In 2016, EPA re-approved sulfoxaflor subject to significant restrictions to reduce the risk to honey bees and other pollinators. On July 12, 2019, without any public notice, the Trump administration removed these restrictions on sulfoxaflor and approved a host of new uses for the bee-killing insecticide.
“It is inappropriate for EPA to solely rely on industry studies to justify bringing sulfoxaflor back into our farm fields,” said Michele Colopy of Pollinator Stewardship Council. “Die-offs of tens of thousands of bee colonies continue to occur and sulfoxaflor plays a huge role in this problem. EPA is harming not just the beekeepers, their livelihood, and bees, but the nation’s food system.”

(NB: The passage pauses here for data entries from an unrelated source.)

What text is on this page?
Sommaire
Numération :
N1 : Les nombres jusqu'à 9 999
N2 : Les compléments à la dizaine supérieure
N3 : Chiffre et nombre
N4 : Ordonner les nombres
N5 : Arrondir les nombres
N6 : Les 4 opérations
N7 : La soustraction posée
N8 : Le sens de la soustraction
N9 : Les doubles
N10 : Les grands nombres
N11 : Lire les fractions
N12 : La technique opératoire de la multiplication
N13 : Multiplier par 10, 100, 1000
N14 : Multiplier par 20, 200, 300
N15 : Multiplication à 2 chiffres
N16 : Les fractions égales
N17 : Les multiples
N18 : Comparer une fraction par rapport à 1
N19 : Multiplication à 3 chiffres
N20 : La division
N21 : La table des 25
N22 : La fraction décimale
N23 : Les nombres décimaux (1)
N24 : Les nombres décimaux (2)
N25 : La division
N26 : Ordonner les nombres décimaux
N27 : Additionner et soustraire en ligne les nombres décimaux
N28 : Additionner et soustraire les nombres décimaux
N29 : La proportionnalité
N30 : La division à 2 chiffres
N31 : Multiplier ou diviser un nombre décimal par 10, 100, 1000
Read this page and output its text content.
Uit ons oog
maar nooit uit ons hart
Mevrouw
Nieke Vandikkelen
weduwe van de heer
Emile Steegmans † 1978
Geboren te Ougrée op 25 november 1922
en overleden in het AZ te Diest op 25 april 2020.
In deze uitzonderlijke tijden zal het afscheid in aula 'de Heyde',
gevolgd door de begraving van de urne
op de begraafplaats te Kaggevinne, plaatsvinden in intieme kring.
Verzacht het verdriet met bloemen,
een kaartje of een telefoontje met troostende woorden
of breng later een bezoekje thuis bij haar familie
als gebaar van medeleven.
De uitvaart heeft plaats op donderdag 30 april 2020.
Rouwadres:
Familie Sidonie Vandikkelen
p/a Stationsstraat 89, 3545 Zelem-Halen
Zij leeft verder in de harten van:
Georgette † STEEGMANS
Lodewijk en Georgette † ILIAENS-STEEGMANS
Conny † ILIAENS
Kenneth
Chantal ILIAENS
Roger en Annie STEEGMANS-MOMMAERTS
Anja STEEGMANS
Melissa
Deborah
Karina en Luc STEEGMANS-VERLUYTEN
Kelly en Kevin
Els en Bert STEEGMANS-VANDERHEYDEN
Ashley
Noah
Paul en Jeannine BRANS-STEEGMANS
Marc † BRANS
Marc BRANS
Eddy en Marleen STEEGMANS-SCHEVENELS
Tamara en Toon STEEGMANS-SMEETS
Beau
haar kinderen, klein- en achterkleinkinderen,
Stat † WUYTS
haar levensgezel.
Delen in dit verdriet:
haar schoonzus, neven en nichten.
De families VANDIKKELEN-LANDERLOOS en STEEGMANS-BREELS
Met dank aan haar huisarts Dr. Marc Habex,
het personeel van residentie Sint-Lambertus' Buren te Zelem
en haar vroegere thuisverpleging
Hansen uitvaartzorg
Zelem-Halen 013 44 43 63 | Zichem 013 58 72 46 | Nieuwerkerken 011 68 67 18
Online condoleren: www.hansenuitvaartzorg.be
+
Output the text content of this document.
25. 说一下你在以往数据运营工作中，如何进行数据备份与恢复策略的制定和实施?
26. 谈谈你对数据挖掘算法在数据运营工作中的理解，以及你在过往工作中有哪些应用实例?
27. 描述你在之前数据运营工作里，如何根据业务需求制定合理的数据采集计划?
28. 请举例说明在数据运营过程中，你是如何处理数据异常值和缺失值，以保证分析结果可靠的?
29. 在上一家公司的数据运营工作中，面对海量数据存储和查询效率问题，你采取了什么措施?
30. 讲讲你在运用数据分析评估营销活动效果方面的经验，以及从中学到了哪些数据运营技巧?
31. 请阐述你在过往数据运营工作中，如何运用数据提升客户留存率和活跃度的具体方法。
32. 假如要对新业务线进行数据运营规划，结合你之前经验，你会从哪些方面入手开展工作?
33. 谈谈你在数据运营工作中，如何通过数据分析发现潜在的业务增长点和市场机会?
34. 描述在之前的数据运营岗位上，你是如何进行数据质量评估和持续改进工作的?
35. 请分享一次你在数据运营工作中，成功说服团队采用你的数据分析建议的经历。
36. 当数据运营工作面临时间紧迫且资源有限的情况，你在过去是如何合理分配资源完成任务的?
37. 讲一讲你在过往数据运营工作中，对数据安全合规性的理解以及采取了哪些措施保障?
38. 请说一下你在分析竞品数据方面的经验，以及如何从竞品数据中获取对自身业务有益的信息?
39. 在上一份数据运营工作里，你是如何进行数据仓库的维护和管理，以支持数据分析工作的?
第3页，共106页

Pollinators’ ecological service in the country is valued at $200 billion every year, according to government data, and more than 80 percent of plants worldwide need pollinators to survive.
Sulfoxaflor is produced by Corteva formerly Dow AgroSciences. Sulfoxaflor can kill adult bees at low doses, and when brought back to the hive it can impair the colony’s ability to breed, forage, fight disease and survive the winter, scientists say.
Earthjustice is representing beekeeper Jeff Anderson, the Pollinator Stewardship Council, and the American Beekeeper Federation.